Frequently Asked Questions

Per Linden's 'Handbook of Batteries': Peukert effect describes capacity reduction at high discharge rates. The empirical formula C_eff = C_rated × (I_rated/I)^(k-1) uses Peukert exponent k: 1.1-1.3 for lead-acid, 1.02-1.08 for lithium. Example: 100 Ah lead-acid (k=1.2) at 100A (1C) delivers 100 Ah, but at 200A (2C) delivers only 100×(100/200)^0.2 = 87 Ah. Always check manufacturer discharge curves at actual operating C-rate for accurate runtime.
Per battery sizing methodology: Size energy (Wh) for average power to meet runtime requirement. Size continuous current rating (C-rate) for peak current to avoid excessive voltage sag (>10% causes controller brownout). For pulsed loads, add bulk capacitance (1-10 mF per amp of pulse current) to smooth current demand—the battery then sees only average current while capacitors supply peaks.

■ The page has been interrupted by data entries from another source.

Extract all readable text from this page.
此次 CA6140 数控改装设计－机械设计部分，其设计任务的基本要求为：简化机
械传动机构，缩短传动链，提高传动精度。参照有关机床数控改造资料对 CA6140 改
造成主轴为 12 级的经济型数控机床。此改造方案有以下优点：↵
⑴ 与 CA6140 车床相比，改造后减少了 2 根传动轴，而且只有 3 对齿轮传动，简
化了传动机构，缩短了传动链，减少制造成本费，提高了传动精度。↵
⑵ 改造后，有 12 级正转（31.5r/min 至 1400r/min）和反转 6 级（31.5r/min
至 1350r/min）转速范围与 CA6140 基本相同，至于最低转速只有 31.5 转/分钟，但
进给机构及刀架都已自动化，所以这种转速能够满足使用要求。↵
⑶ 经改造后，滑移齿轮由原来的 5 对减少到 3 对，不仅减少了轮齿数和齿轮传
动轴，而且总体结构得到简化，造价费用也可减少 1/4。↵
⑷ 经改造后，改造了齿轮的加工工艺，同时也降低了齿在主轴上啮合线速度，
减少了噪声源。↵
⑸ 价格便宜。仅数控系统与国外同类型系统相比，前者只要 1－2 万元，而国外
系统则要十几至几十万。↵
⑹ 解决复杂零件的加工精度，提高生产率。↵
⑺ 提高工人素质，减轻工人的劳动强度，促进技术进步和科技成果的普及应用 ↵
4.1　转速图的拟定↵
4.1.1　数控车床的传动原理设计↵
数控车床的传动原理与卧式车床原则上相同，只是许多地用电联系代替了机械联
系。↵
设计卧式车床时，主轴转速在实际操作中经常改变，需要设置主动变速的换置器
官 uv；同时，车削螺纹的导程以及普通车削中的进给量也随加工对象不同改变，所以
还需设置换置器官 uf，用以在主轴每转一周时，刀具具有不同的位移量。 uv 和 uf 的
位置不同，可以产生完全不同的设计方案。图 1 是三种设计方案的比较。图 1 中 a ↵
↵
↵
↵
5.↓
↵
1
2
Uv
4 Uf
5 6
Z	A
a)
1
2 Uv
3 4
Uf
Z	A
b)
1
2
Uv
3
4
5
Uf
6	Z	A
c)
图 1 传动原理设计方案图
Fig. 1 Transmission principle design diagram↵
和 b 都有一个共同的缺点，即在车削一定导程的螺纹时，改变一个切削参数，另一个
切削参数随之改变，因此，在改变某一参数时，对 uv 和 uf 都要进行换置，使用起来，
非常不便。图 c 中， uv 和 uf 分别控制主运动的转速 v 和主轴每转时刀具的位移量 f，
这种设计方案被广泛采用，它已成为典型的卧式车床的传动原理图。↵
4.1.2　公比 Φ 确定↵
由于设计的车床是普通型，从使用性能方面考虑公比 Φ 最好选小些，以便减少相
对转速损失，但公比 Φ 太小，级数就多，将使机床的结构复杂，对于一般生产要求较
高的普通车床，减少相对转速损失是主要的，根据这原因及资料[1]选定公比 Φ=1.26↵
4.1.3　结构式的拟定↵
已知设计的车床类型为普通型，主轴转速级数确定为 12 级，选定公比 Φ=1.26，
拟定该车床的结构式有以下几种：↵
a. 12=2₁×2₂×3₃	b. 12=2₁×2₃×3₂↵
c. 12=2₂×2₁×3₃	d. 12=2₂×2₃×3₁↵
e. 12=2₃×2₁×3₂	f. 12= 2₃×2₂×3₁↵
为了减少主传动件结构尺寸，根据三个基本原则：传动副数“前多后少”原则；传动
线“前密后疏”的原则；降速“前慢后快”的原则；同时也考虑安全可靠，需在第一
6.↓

Per manufacturer data across chemistries: Li-ion capacity drops to 80% at 0°C and 60% at -20°C due to increased internal resistance. Lead-acid drops to 50% at 0°C. High temperatures (>45°C) accelerate permanent capacity degradation at 2-3% per year above baseline. For reliable outdoor operation, insulate batteries and use thermal management to maintain 15-35°C operating range. Derate capacity 20% minimum for uncontrolled outdoor applications.